Utility stocks are also favored by many institutional investors.  So what may not be as transparent as the above are the affected Hawaii residents with pension benefits or have mutual funds whose investment portfolios include HEI shares.

But more importantly, given HECO's weakening financial position and lacking a stabilizing factor like NextEra's financial strength, the future outlook does not bode well given all this uncertainty. Prior to the merger application, HECO's credit rating by Standards and Poor was BBB-, one notch above non-investment grade.  The merger application stabilized HECO's credit worthiness with a neutral outlook given NextEra's strong financial position.  With Hawaii's unstable regulatory and unfriendly business climate, and without a strong financial partner, there could be a propensity to affect HECO's credit rating downward, without any cushion or safety net, it would be to non-investment grade level.

Who pays for the additional cost for these added risks of regulatory uncertainty and financial instability - the HECO customer - in HECO having to pay higher interest rates for access to capital thereby resulting in higher electricity costs.

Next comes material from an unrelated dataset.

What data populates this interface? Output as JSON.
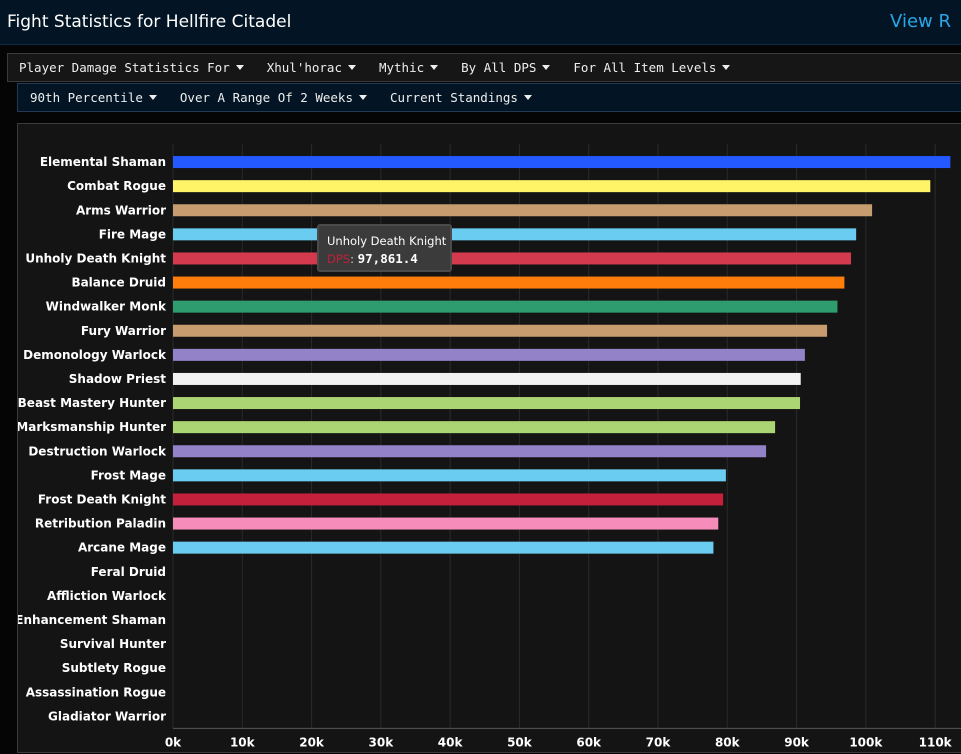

In the Power Systems Improvement Plan, when discussing investments required for Hawaii's renewable future it said:
Achieving 100 percent renewable energy takes substantial capital investments.  All options, whether the Preferred Plans or other candidate plans, require substantial amounts of capital, compensated for by customer savings over time.  The total capital investments over the next 30 years for Hawaii is estimated to be $25.8 billion (in nominal dollars), of which the utility may invest 53%, or $13.6 billion.  The balance may be made by project developers, customers, and the State (via tax incentives).
With the kinds of antics happening under the Ige Administration, it looks like the anticipated savings will be wiped out and the cost of HECO borrowing money to make the necessary investments for a modern electrical system will be going up.  Hawaii's 100% renewable future is getting pretty expensive . . . mainly by self inflicted stupidity.